Hamilton has great fun with the conceit of the book as its own narrator, both envious of Thomas Mann’s The Magic Mountain, which was published to greater acclaim the same year, and grateful to be shelved next to a study of insects: ‘It was the happiest time of my life, living with all that buzzing, like a constant summer.’ When it is temporarily returned to Dieter’s son’s library, its fellow books ‘began cheering in a collective hum’, as if in a symbolist drama.
Yet Hamilton’s underlying purpose is deeply serious. With considerable subtlety he shows contemporary horrors mirroring those of almost a century ago, whether in a fascist publicly burning a copy of The Diary of Anne Frank, a British couple losing their son in a random assault by teenage thugs, a Chechen musician maimed, like Pum, in a bomb attack or, more generally, the equivalence of Trumpian fake news and Nazi propaganda. Looking on ruefully, the book declares: ‘The past is no longer safe... My time is coming back.’

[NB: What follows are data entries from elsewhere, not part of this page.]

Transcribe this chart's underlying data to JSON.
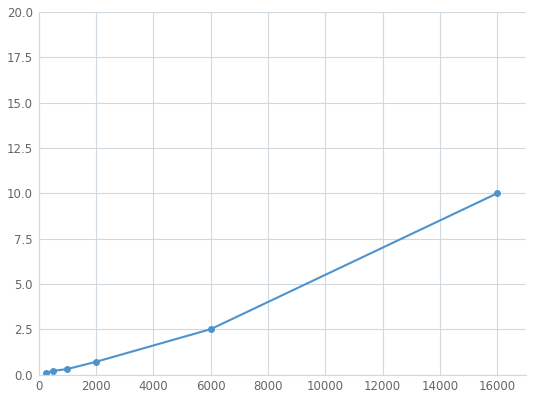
{
  "x": [
    250,
    500,
    1000,
    2000,
    6000,
    16000
  ],
  "y": [
    0.1,
    0.2,
    0.3,
    0.7,
    2.5,
    10.0
  ],
  "line_color": "#4e93cb",
  "marker_color": "#4e93cb",
  "marker_style": "o",
  "marker_size": 4,
  "line_width": 1.5,
  "xlim": [
    0,
    17000
  ],
  "ylim": [
    0,
    20.0
  ],
  "xticks": [
    0,
    2000,
    4000,
    6000,
    8000,
    10000,
    12000,
    14000,
    16000
  ],
  "yticks": [
    0.0,
    2.5,
    5.0,
    7.5,
    10.0,
    12.5,
    15.0,
    17.5,
    20.0
  ],
  "grid_color": "#d0d8e0",
  "background_color": "#ffffff",
  "fig_background": "#ffffff"
}
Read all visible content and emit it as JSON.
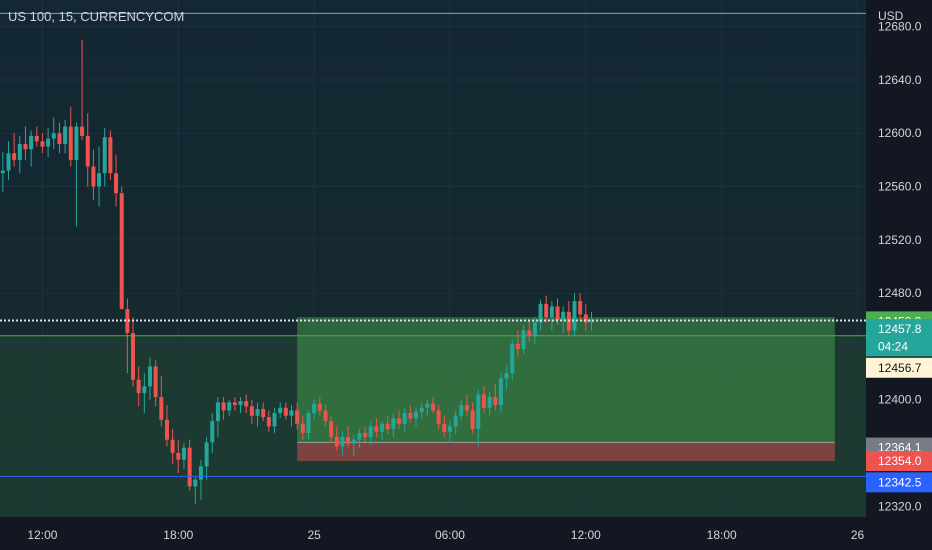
{
  "symbol": {
    "title": "US 100, 15, CURRENCYCOM",
    "currency": "USD"
  },
  "colors": {
    "background": "#131722",
    "plot_bg_top": "#132734",
    "plot_bg_bottom": "#172a2a",
    "up": "#26a69a",
    "down": "#ef5350",
    "grid": "#1e3140",
    "axis_text": "#d1d4dc",
    "profit_zone": "rgba(76,175,80,0.45)",
    "loss_zone": "rgba(239,83,80,0.45)",
    "top_line": "#7fb07a",
    "entry_line": "#4caf50",
    "blue_line": "#2962ff"
  },
  "chart_data": {
    "type": "candlestick",
    "title": "US 100, 15, CURRENCYCOM",
    "ylabel": "USD",
    "ylim": [
      12312,
      12700
    ],
    "y_ticks": [
      12320.0,
      12360.0,
      12400.0,
      12440.0,
      12480.0,
      12520.0,
      12560.0,
      12600.0,
      12640.0,
      12680.0
    ],
    "y_tick_labels": [
      "12320.0",
      "12360.0",
      "12400.0",
      "12440.0",
      "12480.0",
      "12520.0",
      "12560.0",
      "12600.0",
      "12640.0",
      "12680.0"
    ],
    "x_ticks": [
      {
        "label": "12:00",
        "bar": 7
      },
      {
        "label": "18:00",
        "bar": 31
      },
      {
        "label": "25",
        "bar": 55
      },
      {
        "label": "06:00",
        "bar": 79
      },
      {
        "label": "12:00",
        "bar": 103
      },
      {
        "label": "18:00",
        "bar": 127
      },
      {
        "label": "26",
        "bar": 151
      }
    ],
    "bars_total": 153,
    "candles": [
      [
        12570,
        12586,
        12556,
        12572
      ],
      [
        12572,
        12594,
        12565,
        12585
      ],
      [
        12585,
        12600,
        12575,
        12580
      ],
      [
        12580,
        12598,
        12570,
        12592
      ],
      [
        12592,
        12605,
        12580,
        12588
      ],
      [
        12588,
        12602,
        12575,
        12598
      ],
      [
        12598,
        12605,
        12590,
        12594
      ],
      [
        12594,
        12600,
        12585,
        12590
      ],
      [
        12590,
        12604,
        12582,
        12596
      ],
      [
        12596,
        12612,
        12588,
        12600
      ],
      [
        12600,
        12608,
        12585,
        12592
      ],
      [
        12592,
        12610,
        12585,
        12605
      ],
      [
        12605,
        12620,
        12575,
        12580
      ],
      [
        12580,
        12608,
        12530,
        12605
      ],
      [
        12605,
        12670,
        12595,
        12598
      ],
      [
        12598,
        12615,
        12560,
        12575
      ],
      [
        12575,
        12588,
        12550,
        12560
      ],
      [
        12560,
        12590,
        12545,
        12570
      ],
      [
        12570,
        12604,
        12560,
        12597
      ],
      [
        12597,
        12602,
        12565,
        12570
      ],
      [
        12570,
        12584,
        12545,
        12555
      ],
      [
        12555,
        12560,
        12470,
        12468
      ],
      [
        12468,
        12476,
        12420,
        12450
      ],
      [
        12450,
        12462,
        12410,
        12415
      ],
      [
        12415,
        12425,
        12395,
        12405
      ],
      [
        12405,
        12420,
        12390,
        12410
      ],
      [
        12410,
        12432,
        12400,
        12425
      ],
      [
        12425,
        12430,
        12395,
        12402
      ],
      [
        12402,
        12418,
        12380,
        12385
      ],
      [
        12385,
        12396,
        12365,
        12370
      ],
      [
        12370,
        12378,
        12352,
        12360
      ],
      [
        12360,
        12370,
        12345,
        12355
      ],
      [
        12355,
        12368,
        12348,
        12364
      ],
      [
        12364,
        12370,
        12332,
        12335
      ],
      [
        12335,
        12342,
        12322,
        12340
      ],
      [
        12340,
        12355,
        12325,
        12350
      ],
      [
        12350,
        12372,
        12340,
        12368
      ],
      [
        12368,
        12390,
        12360,
        12384
      ],
      [
        12384,
        12402,
        12372,
        12398
      ],
      [
        12398,
        12402,
        12385,
        12392
      ],
      [
        12392,
        12400,
        12388,
        12398
      ],
      [
        12398,
        12402,
        12392,
        12396
      ],
      [
        12396,
        12402,
        12390,
        12399
      ],
      [
        12399,
        12404,
        12390,
        12395
      ],
      [
        12395,
        12400,
        12382,
        12388
      ],
      [
        12388,
        12398,
        12380,
        12393
      ],
      [
        12393,
        12398,
        12384,
        12387
      ],
      [
        12387,
        12392,
        12376,
        12380
      ],
      [
        12380,
        12394,
        12375,
        12390
      ],
      [
        12390,
        12398,
        12386,
        12394
      ],
      [
        12394,
        12398,
        12385,
        12388
      ],
      [
        12388,
        12396,
        12380,
        12392
      ],
      [
        12392,
        12398,
        12378,
        12382
      ],
      [
        12382,
        12388,
        12370,
        12375
      ],
      [
        12375,
        12392,
        12370,
        12390
      ],
      [
        12390,
        12400,
        12385,
        12397
      ],
      [
        12397,
        12402,
        12388,
        12392
      ],
      [
        12392,
        12396,
        12380,
        12384
      ],
      [
        12384,
        12388,
        12368,
        12372
      ],
      [
        12372,
        12380,
        12362,
        12365
      ],
      [
        12365,
        12376,
        12358,
        12372
      ],
      [
        12372,
        12380,
        12364,
        12367
      ],
      [
        12367,
        12374,
        12358,
        12370
      ],
      [
        12370,
        12378,
        12364,
        12375
      ],
      [
        12375,
        12380,
        12368,
        12372
      ],
      [
        12372,
        12384,
        12366,
        12380
      ],
      [
        12380,
        12386,
        12372,
        12376
      ],
      [
        12376,
        12384,
        12370,
        12382
      ],
      [
        12382,
        12388,
        12374,
        12378
      ],
      [
        12378,
        12390,
        12372,
        12386
      ],
      [
        12386,
        12392,
        12378,
        12382
      ],
      [
        12382,
        12394,
        12376,
        12390
      ],
      [
        12390,
        12396,
        12383,
        12386
      ],
      [
        12386,
        12394,
        12380,
        12391
      ],
      [
        12391,
        12398,
        12386,
        12394
      ],
      [
        12394,
        12400,
        12388,
        12397
      ],
      [
        12397,
        12402,
        12390,
        12392
      ],
      [
        12392,
        12396,
        12378,
        12382
      ],
      [
        12382,
        12388,
        12372,
        12376
      ],
      [
        12376,
        12384,
        12368,
        12380
      ],
      [
        12380,
        12392,
        12374,
        12388
      ],
      [
        12388,
        12400,
        12384,
        12396
      ],
      [
        12396,
        12404,
        12388,
        12392
      ],
      [
        12392,
        12398,
        12375,
        12378
      ],
      [
        12378,
        12408,
        12365,
        12404
      ],
      [
        12404,
        12410,
        12390,
        12394
      ],
      [
        12394,
        12406,
        12388,
        12402
      ],
      [
        12402,
        12412,
        12392,
        12396
      ],
      [
        12396,
        12420,
        12390,
        12416
      ],
      [
        12416,
        12426,
        12408,
        12420
      ],
      [
        12420,
        12445,
        12415,
        12442
      ],
      [
        12442,
        12452,
        12432,
        12438
      ],
      [
        12438,
        12456,
        12434,
        12452
      ],
      [
        12452,
        12460,
        12444,
        12448
      ],
      [
        12448,
        12462,
        12442,
        12458
      ],
      [
        12458,
        12475,
        12452,
        12472
      ],
      [
        12472,
        12478,
        12458,
        12462
      ],
      [
        12462,
        12474,
        12452,
        12470
      ],
      [
        12470,
        12476,
        12456,
        12460
      ],
      [
        12460,
        12470,
        12450,
        12466
      ],
      [
        12466,
        12474,
        12448,
        12452
      ],
      [
        12452,
        12480,
        12448,
        12474
      ],
      [
        12474,
        12480,
        12460,
        12464
      ],
      [
        12464,
        12472,
        12452,
        12458
      ],
      [
        12458,
        12466,
        12452,
        12460
      ]
    ],
    "position": {
      "type": "long",
      "start_bar": 52,
      "end_bar": 147,
      "entry": 12368,
      "target": 12462,
      "stop": 12354
    },
    "horizontal_lines": [
      {
        "price": 12690.0,
        "color": "#7fb07a"
      },
      {
        "price": 12459.5,
        "color": "#e0e3eb",
        "dotted": true
      },
      {
        "price": 12448.0,
        "color": "#4caf50"
      },
      {
        "price": 12342.5,
        "color": "#2962ff"
      }
    ],
    "price_labels": [
      {
        "text": "12458.8",
        "price": 12458.8,
        "bg": "#4caf50",
        "fg": "#ffffff"
      },
      {
        "text": "12457.8",
        "price": 12453.0,
        "bg": "#26a69a",
        "fg": "#ffffff"
      },
      {
        "text": "04:24",
        "price": 12440.0,
        "bg": "#26a69a",
        "fg": "#ffffff"
      },
      {
        "text": "12456.7",
        "price": 12424.0,
        "bg": "#fff5d6",
        "fg": "#131722"
      },
      {
        "text": "12364.1",
        "price": 12364.1,
        "bg": "#787b86",
        "fg": "#ffffff"
      },
      {
        "text": "12354.0",
        "price": 12354.0,
        "bg": "#ef5350",
        "fg": "#ffffff"
      },
      {
        "text": "12342.5",
        "price": 12338.0,
        "bg": "#2962ff",
        "fg": "#ffffff"
      }
    ]
  }
}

As befits its narrator, The Pages is full of literary references, in particular to other accounts of love and lovemaking. It offers a richly detailed portrait of Roth himself — his penury, his friendship with Stefan Zweig, his early death from alcoholism and above all his doomed marriage to Frieda, whose incurable madness led to her incarceration in an asylum, where she was murdered by the Nazis at the beginning of the war.
At once allusive, playful, contemplative and consequential, The Pages is a remarkable novel, worthy of its great antecedent.